The Acoustic Separation of Consumer Bankruptcy and Consumer Credit Laws
95 American Bankruptcy Law Journal 671 (2021)
57 Pages Posted: 27 Dec 2021 Last revised: 17 Nov 2022
Date Written: December 20, 2021
With the COVID pandemic threatening to bring many individuals to the verge of bankruptcy, and with the introduction of a new consumer bankruptcy reform bill in Congress, now is a good time to consider the drawbacks of the current consumer bankruptcy regime. The Article argues that the principal failing of the current legal regime– the 2005 Bankruptcy Abuse Prevention and Consumer Protection Act (BAPCPA)– emanates from the underlying narrative of the legislation, which insulates consumer bankruptcy from the larger context of consumer indebtedness and consumer credit markets.
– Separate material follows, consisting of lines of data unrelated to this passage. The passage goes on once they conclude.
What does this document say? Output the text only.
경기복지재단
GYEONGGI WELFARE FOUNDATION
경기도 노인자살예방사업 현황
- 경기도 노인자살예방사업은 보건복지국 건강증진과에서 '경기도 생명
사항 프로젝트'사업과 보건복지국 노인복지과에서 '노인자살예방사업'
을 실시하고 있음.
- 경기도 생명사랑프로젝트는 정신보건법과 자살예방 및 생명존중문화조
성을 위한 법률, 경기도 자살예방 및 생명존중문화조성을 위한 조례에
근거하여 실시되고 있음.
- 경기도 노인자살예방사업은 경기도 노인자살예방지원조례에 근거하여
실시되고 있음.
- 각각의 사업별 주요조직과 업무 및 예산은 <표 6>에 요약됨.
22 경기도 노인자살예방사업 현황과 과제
This (mis)conception of the problem, I argue, has originated with the consumer creditor industry, which holds a strong interest in separating the regulation of consumer bankruptcy from that of consumer lending. The Article demonstrates that historically, the push by consumer creditors toward insulating consumer bankruptcy policy was facilitated by Congressional rules of committee jurisdiction, which assign consumer bankruptcy legislation and consumer credit legislation to different House and Senate committees. These jurisdictional rules, I argue, have generated 'acoustic separation' between committee deliberations, thereby allowing creditors to lobby for restrictions on bankruptcy access without concurrently having to concede to substantive regulation of their consumer lending practices. The historical analysis suggests that consumer bankruptcy reform should start by relaxing the acoustic separation between the Judiciary and Banking committees. Only then can Congress' deliberative procedure capture the complex, multi-faceted nature of consumer bankruptcy.